Father, Son, Spirit: A Personal Communion

Father John A. Kiley
Posted

Few fictional characters are more woeful than the rural French pastor in Georges Bernanos’ “The Diary of a Country Priest.” Distant from his flock, scorned by the local nobility, bullied by older clergy, mocked by the area children, impoverished financially, weak physically and finally diagnosed with cancer, the Gallic clergyman passes to eternity in the garret home of a defrocked friend. The priest’s final words, whispered from a disheveled corner cot, are “Everything is a grace.”

Bernanos was one of the great Catholic writers of the last century and in the pastor’s final words he has certainly captured an essential if often ignored element of the Christian spiritual life. Indeed, everything is a grace. The personal providence of God for each of his creatures reflects assuredly and inevitably the Fatherly care with which God always and everywhere embraces his sons and daughters. Bernanos’ unfortunate country pastor could ironically look back over his desperate life and still see the hand of God in every defeat, in every setback. There was a lesson, an opportunity, a grace in every challenge, even in every failure. All is grace.

Julianna of Norwich in the fourteenth century was favored with a vision from Christ who uttered to her these profound words, “It was necessary that there should be sin; but all shall be well, and all shall be well, and all manner of things shall be well.’ Again, all shall be well. Everything is a grace. In the end, every event that occurs in life, every circumstance that one encounters, every happening that a person experiences, can prove to be beneficial and conducive to leading one closer to God. It is never easy to work violence, poverty, disease, hatred and death into this framework but somehow the authentic Christian will see, even in the midst of sin, the Fatherly hand of God leading the believer toward eternal fulfillment.

St. Therese of Lisieux was divinely privileged to appreciate this same essential Christian insight went she wrote, “Everything is grace, everything is the direct effect of our Father’s love. Everything is grace because everything is God’s gift. Whatever be the character of life or its unexpected events, to the heart that loves, all is well.”

Rare is the Christian believer that today can see the Providence of God in the abortion industry, in street corner shootings, in international terrorism, in sexual perversities, in financial inequalities. Yet even sin, our own sins as well as the sins of others, may be understood as a grace inviting society to acknowledge its weaknesses, infirmities and wickedness, and bidding humanity to turn to God for healing, repairing and wellness. Even sin is a grace when it leads a person to remorse, repentance, and renewal.

This coming Sunday the Scriptural passages for the solemnity of the Most Holy Trinity recall first of all Moses’ plea that God would enter the hearts of the unruly Hebrew hoard he was leading through the wilderness: “If I find favor with you, O Lord, do come along in our company. This is indeed a stiff-necked people; yet pardon our wickedness and sins, and receive us as your own.” Moses’ prayer was that the wayward tribes would first acknowledge their ingratitude and then turn to God in their desperation. St. Paul similarly reminds the Corinthians that God can be found in turning from evil ways as well as persevering in kindly ways: “Brothers and sisters, rejoice. Mend your ways, encourage one another, agree with one another, live in peace, and the God of love and peace will be with you.”

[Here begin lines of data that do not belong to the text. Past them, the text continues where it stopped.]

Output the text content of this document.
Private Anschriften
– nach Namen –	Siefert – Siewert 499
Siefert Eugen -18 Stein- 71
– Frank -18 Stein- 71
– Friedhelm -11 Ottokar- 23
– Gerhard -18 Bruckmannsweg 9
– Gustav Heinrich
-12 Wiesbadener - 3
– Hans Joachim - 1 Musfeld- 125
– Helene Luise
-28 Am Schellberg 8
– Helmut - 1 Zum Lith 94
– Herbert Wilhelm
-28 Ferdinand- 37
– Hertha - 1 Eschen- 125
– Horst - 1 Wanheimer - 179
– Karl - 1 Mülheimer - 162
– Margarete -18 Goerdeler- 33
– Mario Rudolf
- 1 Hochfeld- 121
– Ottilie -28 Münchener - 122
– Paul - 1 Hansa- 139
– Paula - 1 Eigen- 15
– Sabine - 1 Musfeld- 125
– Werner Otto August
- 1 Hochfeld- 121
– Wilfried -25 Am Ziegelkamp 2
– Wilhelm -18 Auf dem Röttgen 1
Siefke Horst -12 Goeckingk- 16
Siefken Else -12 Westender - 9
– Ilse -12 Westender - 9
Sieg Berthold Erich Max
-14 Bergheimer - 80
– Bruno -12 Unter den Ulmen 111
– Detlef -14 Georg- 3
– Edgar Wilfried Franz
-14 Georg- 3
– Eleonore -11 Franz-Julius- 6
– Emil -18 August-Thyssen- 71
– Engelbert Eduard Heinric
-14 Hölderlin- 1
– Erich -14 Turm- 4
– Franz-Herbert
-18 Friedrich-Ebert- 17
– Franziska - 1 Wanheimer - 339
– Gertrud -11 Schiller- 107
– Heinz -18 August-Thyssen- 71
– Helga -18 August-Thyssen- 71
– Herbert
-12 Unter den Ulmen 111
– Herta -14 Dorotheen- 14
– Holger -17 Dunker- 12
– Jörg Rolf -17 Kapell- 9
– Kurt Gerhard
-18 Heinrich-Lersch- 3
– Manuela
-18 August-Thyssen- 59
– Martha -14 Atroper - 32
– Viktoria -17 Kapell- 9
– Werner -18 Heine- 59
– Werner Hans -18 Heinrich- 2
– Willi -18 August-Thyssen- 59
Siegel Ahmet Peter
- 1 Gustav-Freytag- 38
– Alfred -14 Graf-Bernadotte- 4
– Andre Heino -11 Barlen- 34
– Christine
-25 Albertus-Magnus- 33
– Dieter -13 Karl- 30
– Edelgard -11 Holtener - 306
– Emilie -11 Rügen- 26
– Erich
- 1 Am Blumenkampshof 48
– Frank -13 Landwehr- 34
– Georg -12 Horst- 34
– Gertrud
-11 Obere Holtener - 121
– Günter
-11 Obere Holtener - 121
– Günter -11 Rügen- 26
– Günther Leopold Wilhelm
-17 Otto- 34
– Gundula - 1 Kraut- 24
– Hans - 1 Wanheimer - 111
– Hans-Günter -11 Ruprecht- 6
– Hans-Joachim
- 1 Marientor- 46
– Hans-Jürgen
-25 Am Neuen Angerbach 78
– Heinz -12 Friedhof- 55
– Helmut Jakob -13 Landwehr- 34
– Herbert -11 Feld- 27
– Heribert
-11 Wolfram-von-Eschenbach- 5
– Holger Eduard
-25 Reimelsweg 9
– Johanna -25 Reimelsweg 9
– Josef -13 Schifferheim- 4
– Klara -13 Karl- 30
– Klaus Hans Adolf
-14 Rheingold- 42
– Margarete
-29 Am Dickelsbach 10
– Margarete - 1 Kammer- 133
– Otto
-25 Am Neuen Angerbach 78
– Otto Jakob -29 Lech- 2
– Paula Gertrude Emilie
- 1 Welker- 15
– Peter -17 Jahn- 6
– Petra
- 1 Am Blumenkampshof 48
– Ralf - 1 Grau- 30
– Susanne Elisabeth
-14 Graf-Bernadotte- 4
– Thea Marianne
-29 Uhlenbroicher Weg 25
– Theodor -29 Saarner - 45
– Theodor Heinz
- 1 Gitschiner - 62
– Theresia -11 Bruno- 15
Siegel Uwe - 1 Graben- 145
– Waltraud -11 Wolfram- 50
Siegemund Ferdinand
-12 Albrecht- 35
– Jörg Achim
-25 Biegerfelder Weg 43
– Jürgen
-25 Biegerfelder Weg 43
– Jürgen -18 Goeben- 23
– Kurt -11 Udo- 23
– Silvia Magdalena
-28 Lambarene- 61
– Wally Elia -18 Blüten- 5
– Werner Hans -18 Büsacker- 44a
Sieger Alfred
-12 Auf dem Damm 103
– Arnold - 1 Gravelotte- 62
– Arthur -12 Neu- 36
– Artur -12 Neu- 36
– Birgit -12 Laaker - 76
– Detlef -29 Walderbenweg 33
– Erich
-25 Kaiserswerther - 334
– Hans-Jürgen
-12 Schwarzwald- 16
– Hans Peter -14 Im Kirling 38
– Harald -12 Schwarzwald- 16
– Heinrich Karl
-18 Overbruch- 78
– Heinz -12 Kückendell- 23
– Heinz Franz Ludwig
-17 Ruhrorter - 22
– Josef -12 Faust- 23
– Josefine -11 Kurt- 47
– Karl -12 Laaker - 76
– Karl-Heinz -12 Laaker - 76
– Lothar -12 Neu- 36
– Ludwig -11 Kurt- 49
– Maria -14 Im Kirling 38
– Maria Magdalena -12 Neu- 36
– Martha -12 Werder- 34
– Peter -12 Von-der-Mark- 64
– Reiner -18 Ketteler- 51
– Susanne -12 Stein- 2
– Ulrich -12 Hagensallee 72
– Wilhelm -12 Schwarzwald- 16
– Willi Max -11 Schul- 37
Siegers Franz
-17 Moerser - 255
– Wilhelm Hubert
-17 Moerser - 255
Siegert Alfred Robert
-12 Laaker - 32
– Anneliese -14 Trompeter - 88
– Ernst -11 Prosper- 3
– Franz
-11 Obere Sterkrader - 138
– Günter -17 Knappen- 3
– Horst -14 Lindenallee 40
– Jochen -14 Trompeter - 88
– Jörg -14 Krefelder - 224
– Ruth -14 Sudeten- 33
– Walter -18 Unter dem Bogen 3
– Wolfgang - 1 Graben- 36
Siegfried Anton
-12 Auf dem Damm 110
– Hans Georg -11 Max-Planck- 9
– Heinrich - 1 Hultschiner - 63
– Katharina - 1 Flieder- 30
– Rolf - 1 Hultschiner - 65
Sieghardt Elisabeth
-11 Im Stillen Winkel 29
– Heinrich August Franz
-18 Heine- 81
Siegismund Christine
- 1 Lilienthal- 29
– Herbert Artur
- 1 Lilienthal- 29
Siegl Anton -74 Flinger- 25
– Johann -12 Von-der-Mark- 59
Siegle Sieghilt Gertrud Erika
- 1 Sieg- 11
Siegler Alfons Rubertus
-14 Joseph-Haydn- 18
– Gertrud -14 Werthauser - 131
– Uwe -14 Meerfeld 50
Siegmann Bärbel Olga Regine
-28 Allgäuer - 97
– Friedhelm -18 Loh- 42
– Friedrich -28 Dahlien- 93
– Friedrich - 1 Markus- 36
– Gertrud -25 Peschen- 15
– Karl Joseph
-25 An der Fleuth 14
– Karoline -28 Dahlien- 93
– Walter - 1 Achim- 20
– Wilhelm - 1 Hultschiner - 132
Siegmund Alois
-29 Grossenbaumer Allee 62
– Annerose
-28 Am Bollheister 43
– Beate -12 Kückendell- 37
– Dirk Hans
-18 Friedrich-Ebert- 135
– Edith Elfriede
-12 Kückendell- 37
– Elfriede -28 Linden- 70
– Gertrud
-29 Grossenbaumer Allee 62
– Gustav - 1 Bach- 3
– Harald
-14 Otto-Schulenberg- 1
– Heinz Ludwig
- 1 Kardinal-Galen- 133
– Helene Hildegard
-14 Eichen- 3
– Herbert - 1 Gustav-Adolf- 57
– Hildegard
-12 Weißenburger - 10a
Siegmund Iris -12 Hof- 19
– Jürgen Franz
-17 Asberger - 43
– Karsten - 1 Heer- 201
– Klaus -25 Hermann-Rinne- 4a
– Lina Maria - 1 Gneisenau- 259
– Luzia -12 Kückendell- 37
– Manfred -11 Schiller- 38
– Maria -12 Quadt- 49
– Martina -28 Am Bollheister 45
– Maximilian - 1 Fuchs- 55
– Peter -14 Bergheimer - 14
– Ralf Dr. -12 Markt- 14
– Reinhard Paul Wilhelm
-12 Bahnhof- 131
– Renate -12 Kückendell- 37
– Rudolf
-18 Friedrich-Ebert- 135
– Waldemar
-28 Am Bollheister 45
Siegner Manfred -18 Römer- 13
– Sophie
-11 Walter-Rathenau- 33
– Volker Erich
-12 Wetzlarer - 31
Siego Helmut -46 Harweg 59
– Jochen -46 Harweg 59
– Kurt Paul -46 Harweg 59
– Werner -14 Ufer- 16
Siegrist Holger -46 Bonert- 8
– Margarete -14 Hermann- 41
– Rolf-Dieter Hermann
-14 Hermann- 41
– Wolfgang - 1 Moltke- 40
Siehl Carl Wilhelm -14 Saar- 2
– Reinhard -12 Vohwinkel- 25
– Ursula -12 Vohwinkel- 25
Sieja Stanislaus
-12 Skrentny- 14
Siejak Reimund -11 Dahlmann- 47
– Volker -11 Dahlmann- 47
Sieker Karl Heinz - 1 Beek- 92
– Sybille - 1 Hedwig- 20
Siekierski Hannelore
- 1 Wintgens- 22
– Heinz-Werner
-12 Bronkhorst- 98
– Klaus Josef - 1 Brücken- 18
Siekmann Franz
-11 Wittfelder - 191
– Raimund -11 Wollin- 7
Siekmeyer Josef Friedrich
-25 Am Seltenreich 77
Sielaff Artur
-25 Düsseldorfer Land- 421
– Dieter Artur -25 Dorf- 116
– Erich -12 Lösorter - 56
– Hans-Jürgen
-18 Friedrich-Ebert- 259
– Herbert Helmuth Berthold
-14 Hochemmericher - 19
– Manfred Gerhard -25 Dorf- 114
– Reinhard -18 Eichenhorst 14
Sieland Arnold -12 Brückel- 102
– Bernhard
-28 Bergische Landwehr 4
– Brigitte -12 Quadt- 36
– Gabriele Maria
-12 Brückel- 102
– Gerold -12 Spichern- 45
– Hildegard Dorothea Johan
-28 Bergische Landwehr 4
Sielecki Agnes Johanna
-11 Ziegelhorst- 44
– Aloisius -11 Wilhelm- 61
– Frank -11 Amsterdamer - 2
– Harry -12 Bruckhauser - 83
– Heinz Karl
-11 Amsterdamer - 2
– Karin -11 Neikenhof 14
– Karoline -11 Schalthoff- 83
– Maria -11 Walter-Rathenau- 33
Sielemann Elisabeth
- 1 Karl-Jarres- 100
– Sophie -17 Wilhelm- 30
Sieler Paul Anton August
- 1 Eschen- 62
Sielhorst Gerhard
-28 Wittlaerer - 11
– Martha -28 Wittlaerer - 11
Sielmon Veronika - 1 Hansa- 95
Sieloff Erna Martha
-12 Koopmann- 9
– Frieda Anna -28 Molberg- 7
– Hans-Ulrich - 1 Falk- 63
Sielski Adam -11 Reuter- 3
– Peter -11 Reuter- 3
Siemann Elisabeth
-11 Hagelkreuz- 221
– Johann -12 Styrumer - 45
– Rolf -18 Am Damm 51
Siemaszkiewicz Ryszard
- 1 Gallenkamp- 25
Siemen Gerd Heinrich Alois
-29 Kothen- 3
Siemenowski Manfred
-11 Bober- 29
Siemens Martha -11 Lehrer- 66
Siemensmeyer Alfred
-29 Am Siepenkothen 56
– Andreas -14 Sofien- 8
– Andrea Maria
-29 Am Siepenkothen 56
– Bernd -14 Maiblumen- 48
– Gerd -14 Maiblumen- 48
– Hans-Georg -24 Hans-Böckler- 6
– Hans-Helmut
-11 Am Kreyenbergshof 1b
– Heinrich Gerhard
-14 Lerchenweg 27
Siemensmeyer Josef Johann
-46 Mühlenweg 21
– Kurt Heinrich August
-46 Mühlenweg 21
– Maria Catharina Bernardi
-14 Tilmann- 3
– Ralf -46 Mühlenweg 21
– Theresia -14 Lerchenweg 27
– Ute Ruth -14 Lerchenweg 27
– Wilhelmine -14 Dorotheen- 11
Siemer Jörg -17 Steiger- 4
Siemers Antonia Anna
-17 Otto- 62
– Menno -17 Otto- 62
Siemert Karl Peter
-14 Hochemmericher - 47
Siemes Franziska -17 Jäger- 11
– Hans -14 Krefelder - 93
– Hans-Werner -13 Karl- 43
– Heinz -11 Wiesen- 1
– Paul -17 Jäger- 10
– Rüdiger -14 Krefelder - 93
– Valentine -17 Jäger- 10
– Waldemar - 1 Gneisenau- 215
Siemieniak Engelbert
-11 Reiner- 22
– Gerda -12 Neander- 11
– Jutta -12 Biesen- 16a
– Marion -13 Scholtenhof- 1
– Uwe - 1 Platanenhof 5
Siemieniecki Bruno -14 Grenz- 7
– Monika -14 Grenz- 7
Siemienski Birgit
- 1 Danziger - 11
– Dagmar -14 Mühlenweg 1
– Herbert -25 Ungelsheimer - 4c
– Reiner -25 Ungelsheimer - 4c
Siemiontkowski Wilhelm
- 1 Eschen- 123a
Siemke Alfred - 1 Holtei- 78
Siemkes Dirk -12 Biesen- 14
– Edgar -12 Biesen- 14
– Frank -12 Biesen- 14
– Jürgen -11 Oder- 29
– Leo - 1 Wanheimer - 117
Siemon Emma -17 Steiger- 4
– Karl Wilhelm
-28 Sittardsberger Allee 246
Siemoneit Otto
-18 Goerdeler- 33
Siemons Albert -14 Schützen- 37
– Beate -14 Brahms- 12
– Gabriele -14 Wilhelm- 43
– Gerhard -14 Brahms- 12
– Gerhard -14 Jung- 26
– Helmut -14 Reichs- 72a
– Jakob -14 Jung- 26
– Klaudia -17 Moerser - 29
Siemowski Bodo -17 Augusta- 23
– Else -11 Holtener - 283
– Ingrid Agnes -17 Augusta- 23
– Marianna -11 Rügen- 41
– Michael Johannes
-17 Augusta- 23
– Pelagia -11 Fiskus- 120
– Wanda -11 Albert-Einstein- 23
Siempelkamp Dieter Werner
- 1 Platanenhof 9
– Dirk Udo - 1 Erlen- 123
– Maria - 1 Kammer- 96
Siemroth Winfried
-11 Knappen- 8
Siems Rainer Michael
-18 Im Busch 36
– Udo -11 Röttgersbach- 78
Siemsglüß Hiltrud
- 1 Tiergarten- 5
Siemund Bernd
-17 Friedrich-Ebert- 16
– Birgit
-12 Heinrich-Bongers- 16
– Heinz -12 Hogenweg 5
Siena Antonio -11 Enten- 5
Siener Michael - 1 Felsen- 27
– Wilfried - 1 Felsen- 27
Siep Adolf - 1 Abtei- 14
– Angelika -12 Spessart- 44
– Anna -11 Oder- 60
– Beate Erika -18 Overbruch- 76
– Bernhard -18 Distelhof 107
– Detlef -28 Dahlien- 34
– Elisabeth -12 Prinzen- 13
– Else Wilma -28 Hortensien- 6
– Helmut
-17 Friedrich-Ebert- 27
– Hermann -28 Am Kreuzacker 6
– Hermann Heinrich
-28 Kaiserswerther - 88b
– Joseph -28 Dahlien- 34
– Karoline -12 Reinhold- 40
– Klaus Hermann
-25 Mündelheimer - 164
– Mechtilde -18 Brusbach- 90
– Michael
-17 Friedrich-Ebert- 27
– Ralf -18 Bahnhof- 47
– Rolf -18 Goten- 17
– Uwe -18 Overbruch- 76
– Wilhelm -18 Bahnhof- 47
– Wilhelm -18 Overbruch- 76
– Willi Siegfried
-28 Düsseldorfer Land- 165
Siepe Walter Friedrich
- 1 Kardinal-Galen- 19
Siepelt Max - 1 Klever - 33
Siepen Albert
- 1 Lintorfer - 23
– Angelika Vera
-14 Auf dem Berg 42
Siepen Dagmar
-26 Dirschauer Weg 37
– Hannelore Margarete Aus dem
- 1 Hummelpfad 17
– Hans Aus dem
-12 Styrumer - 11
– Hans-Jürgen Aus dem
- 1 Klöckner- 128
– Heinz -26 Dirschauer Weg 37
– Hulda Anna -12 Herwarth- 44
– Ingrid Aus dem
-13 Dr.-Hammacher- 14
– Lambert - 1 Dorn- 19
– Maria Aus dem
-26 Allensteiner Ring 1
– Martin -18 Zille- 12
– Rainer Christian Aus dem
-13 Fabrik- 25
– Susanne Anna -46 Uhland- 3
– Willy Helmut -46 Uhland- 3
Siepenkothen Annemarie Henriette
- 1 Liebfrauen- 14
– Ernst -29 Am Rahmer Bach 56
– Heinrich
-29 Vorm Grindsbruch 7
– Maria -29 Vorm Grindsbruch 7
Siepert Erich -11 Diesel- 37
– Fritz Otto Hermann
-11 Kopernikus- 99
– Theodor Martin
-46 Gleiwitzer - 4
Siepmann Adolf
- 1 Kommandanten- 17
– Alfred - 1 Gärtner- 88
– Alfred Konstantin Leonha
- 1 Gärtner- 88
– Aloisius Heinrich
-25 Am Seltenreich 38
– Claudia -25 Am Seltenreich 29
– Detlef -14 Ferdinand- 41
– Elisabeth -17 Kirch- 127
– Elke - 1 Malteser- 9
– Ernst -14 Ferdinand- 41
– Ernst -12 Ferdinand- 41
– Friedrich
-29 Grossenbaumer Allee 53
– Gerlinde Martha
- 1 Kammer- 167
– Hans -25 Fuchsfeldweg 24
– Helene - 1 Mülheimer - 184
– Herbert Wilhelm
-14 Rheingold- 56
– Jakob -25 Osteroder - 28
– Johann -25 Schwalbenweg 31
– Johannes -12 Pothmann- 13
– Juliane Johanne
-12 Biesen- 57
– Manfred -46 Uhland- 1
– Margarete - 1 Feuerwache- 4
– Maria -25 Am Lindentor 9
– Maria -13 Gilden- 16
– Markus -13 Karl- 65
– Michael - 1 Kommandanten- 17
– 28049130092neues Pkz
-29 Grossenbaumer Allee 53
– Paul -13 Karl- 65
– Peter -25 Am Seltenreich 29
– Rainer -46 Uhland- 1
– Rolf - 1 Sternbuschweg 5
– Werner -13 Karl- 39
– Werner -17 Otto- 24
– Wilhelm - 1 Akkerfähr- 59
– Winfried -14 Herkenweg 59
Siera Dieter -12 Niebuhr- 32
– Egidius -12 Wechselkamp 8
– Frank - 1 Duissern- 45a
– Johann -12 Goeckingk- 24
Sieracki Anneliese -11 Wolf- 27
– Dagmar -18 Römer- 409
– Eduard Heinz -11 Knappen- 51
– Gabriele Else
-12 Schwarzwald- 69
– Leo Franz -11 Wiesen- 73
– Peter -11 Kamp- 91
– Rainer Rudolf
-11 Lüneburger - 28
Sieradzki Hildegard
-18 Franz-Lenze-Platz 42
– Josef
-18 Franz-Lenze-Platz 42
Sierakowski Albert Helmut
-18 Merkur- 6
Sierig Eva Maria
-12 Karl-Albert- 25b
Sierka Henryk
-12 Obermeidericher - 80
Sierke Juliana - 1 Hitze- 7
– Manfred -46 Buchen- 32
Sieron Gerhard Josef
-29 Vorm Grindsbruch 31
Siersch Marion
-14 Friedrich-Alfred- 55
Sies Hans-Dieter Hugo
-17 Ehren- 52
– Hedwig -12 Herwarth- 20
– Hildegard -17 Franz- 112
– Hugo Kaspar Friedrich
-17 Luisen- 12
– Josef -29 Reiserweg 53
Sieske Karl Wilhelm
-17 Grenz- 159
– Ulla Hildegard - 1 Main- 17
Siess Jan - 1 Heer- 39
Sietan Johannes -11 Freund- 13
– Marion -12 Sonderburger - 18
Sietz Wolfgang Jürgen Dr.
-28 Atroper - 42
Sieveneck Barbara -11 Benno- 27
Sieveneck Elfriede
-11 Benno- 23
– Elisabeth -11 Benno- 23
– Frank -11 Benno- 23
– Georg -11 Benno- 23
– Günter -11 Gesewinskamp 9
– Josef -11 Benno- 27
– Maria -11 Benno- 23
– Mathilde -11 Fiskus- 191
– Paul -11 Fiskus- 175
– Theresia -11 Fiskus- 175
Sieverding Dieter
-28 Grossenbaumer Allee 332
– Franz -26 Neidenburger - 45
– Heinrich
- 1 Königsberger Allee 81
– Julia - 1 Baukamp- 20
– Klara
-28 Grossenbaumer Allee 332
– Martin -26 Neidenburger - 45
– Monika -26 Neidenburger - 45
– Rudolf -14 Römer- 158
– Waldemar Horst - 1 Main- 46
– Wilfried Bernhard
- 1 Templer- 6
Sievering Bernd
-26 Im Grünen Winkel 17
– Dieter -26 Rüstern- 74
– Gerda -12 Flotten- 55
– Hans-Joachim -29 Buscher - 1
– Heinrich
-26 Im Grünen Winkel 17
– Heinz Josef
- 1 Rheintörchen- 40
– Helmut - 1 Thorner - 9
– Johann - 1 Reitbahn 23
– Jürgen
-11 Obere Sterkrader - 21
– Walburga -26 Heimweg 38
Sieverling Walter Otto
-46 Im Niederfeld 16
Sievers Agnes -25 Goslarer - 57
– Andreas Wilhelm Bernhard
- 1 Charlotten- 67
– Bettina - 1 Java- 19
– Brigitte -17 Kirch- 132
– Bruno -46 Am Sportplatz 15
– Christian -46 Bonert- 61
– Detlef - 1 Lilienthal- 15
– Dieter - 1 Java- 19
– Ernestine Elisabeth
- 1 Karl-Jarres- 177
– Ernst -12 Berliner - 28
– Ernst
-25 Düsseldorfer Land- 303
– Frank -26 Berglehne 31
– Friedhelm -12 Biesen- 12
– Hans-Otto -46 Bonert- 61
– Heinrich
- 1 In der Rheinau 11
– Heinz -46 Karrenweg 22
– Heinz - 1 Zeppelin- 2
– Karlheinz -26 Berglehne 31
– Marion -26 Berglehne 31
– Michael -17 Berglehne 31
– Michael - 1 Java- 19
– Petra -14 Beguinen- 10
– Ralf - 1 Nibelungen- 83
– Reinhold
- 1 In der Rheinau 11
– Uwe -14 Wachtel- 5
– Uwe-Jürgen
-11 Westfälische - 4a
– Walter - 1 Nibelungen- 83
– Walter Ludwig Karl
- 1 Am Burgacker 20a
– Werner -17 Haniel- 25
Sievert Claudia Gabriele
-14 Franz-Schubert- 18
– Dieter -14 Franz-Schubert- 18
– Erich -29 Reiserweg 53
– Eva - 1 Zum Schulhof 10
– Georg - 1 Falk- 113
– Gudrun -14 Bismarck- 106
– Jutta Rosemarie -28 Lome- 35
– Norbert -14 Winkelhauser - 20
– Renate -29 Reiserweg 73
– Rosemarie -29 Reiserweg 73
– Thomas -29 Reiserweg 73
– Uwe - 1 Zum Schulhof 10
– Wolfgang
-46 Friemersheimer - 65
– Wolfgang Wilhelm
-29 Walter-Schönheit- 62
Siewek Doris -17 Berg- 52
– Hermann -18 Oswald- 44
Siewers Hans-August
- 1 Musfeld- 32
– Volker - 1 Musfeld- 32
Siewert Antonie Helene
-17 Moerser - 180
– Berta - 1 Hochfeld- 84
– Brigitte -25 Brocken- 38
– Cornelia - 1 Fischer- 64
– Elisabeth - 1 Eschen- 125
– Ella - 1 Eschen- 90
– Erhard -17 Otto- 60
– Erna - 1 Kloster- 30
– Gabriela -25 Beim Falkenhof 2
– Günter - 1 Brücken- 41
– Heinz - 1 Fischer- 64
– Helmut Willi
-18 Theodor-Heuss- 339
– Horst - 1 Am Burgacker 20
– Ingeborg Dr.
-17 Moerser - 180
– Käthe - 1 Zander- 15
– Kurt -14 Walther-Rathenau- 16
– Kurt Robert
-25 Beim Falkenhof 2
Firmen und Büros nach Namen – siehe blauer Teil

And finally some often-cited words from St. John remind all believers that the Fatherly love of God permeates all history and all geography. No aspect of the universe, either physically or spiritually, is exempt from God’s providential concern: “God so loved the world that he gave his only Son, so that everyone who believes in him might not perish but might have eternal life. For God did not send his Son into the world to condemn the world, but that the world might be saved through him.”

On this Solemnity of the Most Holy Trinity it is beneficial to recall that God has revealed his Trinitarian life through especially personal words: father, son, spirit. These three terms indicate close relationships, intimate bondings, personal communion. These are not the designations of a God who abandons mankind at desolate moments. These are the names of a God who is ever at a man or woman’s side, reminding the believer that “all is well,” that “everything is a grace,” that no situation is beyond God’s personal concern and care.